Since the 2006 World Cup, official match balls have been thermally bonded, not hand-stitched. The hands are still in Sialkot — they've just moved further down the production line.

The "hand-stitched" reputation that put Sialkot on the map is now only half true, and that half-truth is the real story. Since 2006, FIFA's official match balls have used thermal bonding rather than traditional stitching — a manufacturing shift that produces a rounder, more water-resistant ball. What survives in Sialkot's factories is everything thermal bonding hasn't automated: panel cutting, colour application, quality inspection, and the hand-stitching that still goes into training balls, replica balls and lower-tier match balls sold at a fraction of the official price. Robots haven't replaced Sialkot's workforce so much as narrowed what that workforce does.

Has Pakistan lost market share, then? Not in the category that matters commercially. Forward Sports has kept the single most prestigious contract in ball manufacturing across four World Cup cycles, a run that predates most of the players on this year's rosters. What has shifted is where the growth sits: mass-market and mid-tier balls, along with the cheaper end of licensed replica production, have migrated to China, Vietnam, Thailand and Indonesia, chasing the same lower labour costs and faster automated lines that have reshaped garment and footwear manufacturing across the region.

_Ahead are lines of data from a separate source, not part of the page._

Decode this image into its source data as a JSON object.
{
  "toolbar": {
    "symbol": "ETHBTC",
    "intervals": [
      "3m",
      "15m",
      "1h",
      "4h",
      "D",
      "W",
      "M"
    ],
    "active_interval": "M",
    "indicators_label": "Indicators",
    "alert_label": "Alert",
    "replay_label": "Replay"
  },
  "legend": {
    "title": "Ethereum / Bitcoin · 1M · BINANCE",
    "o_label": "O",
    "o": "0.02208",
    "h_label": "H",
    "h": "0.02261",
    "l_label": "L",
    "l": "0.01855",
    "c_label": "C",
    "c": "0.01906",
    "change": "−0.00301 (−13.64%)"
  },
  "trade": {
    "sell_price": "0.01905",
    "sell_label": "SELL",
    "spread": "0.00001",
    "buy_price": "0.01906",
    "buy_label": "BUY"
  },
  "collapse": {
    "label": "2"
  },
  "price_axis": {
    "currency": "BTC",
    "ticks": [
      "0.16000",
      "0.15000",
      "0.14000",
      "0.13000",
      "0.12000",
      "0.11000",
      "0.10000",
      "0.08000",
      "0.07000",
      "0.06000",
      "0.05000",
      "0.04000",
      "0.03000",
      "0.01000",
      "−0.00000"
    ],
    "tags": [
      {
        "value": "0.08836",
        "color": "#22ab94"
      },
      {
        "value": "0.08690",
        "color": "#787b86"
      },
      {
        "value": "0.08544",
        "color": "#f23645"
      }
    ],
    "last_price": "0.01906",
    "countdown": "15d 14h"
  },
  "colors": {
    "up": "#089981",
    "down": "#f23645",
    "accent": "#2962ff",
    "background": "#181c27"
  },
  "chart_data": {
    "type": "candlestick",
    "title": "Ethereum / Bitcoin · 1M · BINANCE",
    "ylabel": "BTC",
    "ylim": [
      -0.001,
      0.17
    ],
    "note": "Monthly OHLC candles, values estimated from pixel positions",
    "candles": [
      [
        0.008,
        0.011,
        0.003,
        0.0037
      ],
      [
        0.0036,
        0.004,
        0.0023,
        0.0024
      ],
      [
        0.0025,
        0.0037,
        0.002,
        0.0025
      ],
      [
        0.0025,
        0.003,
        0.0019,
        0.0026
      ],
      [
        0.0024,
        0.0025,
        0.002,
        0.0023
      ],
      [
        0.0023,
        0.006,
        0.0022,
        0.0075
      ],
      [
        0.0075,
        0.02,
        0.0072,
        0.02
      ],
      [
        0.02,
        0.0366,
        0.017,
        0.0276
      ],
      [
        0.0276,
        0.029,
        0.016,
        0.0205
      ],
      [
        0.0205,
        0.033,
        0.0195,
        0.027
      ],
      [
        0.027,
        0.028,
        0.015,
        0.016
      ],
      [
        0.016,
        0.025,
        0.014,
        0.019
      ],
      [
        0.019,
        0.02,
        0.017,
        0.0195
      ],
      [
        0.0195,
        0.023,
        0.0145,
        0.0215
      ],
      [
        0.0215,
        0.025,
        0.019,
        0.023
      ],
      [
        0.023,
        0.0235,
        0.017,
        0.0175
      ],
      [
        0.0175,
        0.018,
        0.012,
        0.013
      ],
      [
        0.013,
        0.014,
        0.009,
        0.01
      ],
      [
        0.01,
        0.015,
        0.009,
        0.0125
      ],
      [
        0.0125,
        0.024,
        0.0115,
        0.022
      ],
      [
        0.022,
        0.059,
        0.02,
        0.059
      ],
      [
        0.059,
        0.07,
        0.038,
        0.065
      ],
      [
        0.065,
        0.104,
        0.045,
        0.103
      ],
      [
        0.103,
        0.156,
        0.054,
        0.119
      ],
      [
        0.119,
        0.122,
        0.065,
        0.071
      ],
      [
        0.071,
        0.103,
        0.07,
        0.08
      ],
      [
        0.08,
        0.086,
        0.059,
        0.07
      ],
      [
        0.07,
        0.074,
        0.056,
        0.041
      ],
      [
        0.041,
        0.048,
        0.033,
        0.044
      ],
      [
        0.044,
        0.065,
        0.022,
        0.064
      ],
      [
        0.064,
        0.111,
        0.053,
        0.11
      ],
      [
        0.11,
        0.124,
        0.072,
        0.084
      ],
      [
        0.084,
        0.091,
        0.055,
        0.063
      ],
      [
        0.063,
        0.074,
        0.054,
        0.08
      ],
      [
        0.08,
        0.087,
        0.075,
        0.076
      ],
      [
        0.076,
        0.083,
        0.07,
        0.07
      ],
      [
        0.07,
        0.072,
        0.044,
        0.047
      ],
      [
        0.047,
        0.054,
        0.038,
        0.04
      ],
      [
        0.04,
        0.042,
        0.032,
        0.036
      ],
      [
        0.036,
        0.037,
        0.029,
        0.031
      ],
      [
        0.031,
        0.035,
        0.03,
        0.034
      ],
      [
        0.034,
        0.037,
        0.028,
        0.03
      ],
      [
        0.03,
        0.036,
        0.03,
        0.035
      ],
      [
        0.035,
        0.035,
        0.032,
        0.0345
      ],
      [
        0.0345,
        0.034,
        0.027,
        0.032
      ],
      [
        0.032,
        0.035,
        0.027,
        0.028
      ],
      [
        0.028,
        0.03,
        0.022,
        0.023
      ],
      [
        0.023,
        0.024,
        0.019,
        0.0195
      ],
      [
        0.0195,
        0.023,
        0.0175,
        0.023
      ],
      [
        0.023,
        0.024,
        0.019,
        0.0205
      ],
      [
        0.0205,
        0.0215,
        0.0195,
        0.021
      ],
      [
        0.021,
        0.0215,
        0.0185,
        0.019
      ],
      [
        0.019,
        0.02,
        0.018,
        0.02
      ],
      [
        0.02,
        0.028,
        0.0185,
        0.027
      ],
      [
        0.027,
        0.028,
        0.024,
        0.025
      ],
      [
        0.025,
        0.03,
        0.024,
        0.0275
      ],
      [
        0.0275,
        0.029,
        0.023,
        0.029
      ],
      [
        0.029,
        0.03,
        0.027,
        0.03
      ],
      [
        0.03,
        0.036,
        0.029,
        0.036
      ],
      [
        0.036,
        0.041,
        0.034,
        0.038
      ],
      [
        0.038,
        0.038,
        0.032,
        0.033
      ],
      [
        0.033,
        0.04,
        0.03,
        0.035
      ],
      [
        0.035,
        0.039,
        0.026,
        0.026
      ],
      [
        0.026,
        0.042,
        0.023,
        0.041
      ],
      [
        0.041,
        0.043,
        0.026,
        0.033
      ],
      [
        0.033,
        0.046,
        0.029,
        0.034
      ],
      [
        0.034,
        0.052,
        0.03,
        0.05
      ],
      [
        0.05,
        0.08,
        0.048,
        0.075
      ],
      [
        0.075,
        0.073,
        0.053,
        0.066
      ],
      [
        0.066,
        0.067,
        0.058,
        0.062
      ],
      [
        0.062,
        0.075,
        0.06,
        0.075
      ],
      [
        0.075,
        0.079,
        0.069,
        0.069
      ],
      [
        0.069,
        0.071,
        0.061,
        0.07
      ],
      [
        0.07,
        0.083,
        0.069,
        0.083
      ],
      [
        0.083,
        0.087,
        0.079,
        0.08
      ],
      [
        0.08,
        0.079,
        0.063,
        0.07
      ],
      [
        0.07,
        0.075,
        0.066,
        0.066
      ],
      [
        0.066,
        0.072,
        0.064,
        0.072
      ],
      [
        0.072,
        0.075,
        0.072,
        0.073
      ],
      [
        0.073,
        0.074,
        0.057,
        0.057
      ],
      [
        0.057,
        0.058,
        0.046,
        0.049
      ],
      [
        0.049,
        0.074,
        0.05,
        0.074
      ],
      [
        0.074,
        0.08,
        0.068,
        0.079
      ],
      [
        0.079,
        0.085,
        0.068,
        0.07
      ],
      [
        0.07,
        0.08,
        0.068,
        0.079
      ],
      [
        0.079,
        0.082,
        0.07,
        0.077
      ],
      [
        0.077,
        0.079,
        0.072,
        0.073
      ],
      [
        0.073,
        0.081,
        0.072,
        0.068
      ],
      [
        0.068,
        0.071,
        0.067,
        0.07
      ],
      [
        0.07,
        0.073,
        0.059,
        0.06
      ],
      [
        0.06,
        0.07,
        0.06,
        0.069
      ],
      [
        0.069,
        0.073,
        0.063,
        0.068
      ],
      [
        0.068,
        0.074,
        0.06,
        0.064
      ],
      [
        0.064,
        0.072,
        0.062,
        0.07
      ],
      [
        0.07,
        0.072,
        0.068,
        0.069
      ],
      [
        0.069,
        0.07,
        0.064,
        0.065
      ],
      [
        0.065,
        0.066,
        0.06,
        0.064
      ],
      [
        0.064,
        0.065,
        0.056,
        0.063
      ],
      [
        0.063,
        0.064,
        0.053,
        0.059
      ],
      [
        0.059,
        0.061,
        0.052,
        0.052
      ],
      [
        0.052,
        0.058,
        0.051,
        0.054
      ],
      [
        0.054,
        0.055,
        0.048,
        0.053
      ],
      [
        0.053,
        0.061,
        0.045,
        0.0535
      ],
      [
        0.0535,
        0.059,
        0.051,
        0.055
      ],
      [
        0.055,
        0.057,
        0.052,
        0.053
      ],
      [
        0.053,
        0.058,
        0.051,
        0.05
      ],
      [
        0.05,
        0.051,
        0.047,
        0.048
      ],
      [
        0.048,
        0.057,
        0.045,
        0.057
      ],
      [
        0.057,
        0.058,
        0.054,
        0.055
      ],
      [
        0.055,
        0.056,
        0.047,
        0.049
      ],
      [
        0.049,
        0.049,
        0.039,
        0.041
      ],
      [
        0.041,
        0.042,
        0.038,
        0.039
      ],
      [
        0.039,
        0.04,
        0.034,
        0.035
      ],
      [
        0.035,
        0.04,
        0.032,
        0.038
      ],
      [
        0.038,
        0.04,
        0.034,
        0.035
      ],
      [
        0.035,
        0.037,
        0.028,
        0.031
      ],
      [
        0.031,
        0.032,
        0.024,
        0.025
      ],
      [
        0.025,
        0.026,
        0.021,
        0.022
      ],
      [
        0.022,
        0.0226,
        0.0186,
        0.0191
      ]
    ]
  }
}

What happens after the final whistle in July matters more to Sialkot than the tournament itself. World Cups generate a spike in replica-ball demand that fades within months, and Forward Sports' real revenue comes from the unglamorous, unbranded contracts that run in between — training equipment, school and league balls, and licensing work for federations that never make a World Cup broadcast. The official ball buys Sialkot four years of credibility. It's the four years of ordinary orders that keep the factory running.